Il problema più grande di internet è la “teoria della montagna di merda“; enunciata dal blog Kein Pfusch, ora offline (ma risorto qui), afferma in breve che “gli idioti sono tantissimi e producono più stupidaggini di quante una persona volenterosa possa smentire“.
Questa legge ha un corollario; più idioti saranno connessi, più il peggio di internet verrà fuori; immediata conseguenza è che gli avvenimenti che attirano più gente sul web sono anche quelli dove si vede il peggio del peggio.
E un terremoto in cui muoiono un sacco di persone è senz’altro il tipo di evento ideale per vedere gli abissi in cui può precipitare l’utenza del web. Persone comuni, esponenti di spicco della società, persino quanti fanno dell’informazione il proprio mestiere decidono di mettersi in gioco nella gara di chi gratta con più forza il fondo del barile della decenza.

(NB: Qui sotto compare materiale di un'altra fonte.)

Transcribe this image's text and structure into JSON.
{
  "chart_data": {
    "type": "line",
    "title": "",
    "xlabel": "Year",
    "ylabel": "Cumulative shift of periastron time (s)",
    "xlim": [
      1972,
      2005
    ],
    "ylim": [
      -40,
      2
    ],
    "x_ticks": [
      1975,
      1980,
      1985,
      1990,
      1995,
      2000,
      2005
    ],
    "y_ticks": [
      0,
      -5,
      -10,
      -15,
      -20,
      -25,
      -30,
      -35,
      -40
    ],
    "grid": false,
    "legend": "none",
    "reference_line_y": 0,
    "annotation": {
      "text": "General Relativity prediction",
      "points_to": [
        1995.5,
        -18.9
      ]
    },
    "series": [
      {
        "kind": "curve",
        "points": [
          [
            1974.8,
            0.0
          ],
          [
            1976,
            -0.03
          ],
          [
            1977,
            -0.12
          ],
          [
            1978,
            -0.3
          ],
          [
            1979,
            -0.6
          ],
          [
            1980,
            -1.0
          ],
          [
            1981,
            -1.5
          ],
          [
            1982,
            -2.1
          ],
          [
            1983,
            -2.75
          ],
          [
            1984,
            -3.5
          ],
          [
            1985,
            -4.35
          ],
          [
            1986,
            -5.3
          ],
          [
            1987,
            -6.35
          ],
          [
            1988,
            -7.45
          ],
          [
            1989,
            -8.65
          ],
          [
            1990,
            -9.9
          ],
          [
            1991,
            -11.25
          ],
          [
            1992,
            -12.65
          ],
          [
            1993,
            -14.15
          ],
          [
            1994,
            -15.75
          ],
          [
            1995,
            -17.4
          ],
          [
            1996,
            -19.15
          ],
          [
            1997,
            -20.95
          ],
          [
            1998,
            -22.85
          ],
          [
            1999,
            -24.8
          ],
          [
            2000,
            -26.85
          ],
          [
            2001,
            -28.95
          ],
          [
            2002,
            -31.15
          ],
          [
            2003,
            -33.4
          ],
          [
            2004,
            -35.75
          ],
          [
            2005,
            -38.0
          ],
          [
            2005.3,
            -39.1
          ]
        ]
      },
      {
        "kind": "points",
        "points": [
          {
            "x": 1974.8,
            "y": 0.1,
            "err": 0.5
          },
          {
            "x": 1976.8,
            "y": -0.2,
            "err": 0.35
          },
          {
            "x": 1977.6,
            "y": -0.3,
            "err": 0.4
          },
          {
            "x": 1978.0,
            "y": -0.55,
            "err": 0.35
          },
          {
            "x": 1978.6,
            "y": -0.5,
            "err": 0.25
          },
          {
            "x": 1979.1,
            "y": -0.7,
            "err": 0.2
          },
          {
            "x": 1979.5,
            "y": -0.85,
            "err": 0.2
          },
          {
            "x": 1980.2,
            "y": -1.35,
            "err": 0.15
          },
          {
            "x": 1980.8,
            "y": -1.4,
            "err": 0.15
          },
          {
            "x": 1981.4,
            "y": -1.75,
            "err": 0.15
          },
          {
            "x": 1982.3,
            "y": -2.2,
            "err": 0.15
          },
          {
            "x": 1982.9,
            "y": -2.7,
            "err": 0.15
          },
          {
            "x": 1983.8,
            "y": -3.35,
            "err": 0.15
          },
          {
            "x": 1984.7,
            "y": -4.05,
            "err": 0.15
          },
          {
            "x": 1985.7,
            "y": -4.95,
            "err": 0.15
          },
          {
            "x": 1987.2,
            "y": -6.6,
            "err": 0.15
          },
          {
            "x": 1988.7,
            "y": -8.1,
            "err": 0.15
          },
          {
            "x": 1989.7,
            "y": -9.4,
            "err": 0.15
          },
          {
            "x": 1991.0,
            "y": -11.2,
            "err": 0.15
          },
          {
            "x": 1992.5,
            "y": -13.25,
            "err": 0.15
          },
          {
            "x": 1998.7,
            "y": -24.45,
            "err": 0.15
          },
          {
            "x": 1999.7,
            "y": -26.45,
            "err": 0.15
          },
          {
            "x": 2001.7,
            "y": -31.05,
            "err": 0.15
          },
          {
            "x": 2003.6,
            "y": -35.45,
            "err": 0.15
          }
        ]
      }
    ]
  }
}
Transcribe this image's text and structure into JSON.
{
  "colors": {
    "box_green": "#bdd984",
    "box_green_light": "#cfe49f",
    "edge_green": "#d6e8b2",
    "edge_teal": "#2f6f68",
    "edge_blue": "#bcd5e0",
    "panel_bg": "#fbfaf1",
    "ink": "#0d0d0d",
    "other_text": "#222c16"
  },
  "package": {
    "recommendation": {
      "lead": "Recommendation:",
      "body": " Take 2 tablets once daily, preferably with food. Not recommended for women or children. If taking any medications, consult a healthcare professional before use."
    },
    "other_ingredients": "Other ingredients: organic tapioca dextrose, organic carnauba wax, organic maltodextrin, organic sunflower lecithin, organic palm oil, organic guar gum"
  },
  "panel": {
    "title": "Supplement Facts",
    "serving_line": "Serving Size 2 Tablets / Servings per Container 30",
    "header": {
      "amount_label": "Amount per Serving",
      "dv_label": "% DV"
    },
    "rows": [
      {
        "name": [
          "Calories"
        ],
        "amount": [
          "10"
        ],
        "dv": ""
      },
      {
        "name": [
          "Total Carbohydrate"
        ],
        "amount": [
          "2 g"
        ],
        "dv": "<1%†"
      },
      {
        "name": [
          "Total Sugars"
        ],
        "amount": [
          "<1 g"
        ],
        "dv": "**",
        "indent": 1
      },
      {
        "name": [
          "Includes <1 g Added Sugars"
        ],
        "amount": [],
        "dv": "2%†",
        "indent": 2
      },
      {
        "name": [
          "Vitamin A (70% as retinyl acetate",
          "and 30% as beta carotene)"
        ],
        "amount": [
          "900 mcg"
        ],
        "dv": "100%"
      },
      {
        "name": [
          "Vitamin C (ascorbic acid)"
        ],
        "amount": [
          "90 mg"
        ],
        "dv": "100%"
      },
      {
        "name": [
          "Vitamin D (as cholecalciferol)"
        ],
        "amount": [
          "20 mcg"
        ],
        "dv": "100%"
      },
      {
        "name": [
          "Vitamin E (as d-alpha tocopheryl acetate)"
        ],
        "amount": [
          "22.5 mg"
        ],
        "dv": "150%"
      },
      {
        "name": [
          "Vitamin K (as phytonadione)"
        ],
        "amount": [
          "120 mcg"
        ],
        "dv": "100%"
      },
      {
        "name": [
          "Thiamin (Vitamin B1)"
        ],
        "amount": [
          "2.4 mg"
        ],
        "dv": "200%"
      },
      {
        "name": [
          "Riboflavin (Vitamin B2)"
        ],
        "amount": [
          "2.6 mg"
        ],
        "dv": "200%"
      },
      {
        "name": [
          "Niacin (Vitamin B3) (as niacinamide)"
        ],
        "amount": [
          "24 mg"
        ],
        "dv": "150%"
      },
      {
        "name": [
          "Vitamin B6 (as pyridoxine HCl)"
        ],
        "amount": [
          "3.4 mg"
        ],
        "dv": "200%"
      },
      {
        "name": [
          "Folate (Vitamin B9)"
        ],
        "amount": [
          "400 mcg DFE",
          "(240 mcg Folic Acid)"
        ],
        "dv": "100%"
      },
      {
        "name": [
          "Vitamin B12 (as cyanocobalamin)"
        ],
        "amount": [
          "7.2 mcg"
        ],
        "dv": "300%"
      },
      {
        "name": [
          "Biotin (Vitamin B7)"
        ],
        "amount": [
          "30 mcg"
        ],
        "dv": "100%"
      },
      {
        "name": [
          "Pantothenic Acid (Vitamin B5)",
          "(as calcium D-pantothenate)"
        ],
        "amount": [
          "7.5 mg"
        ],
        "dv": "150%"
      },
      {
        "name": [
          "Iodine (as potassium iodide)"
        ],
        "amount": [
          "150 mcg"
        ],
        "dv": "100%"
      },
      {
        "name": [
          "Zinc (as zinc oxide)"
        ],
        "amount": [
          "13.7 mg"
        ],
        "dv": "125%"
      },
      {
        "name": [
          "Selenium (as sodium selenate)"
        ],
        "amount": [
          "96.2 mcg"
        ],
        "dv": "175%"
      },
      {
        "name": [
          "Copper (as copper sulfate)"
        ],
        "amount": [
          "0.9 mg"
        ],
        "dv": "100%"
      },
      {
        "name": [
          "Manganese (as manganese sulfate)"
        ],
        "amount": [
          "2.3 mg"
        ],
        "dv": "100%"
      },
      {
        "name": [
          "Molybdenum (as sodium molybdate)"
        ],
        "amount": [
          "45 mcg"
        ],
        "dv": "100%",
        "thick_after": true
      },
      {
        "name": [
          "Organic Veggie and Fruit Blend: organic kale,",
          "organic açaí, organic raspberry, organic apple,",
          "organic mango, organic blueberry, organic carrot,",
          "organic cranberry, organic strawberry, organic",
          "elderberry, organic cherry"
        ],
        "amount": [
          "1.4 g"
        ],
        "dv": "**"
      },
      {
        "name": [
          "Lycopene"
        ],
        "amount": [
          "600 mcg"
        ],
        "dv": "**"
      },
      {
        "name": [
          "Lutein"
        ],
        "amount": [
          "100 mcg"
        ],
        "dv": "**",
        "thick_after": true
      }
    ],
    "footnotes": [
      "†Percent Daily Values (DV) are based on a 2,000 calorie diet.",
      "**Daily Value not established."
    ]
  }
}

L’Italia sta vivendo oggi uno dei suoi momenti più tragici, riportandoci alla memoria l’evento analogo del 2009; la differenza non è tanto nel feeling generale, bensì nel modo di comunicarlo. Il primo posto nella classifica del peggio di internet lo vince a mani basse la deputata 5S Giulia Di Vita su Twitter che invita a donare sangue sul blog di Beppe Grillo
#Terremoto. È emergenza sangue, ecco dove donare https://t.co/WBhNIZ4bDP
— Giulia Di Vita (@GiuliaDiVita) 24 agosto 2016
Non sul sito dell’AVIS. Non su un qualsiasi ente certificato.
No. Si rimanda al blog di Grillo. Commenti pure chi ha le parole per parlarne che non siano turpiloquio…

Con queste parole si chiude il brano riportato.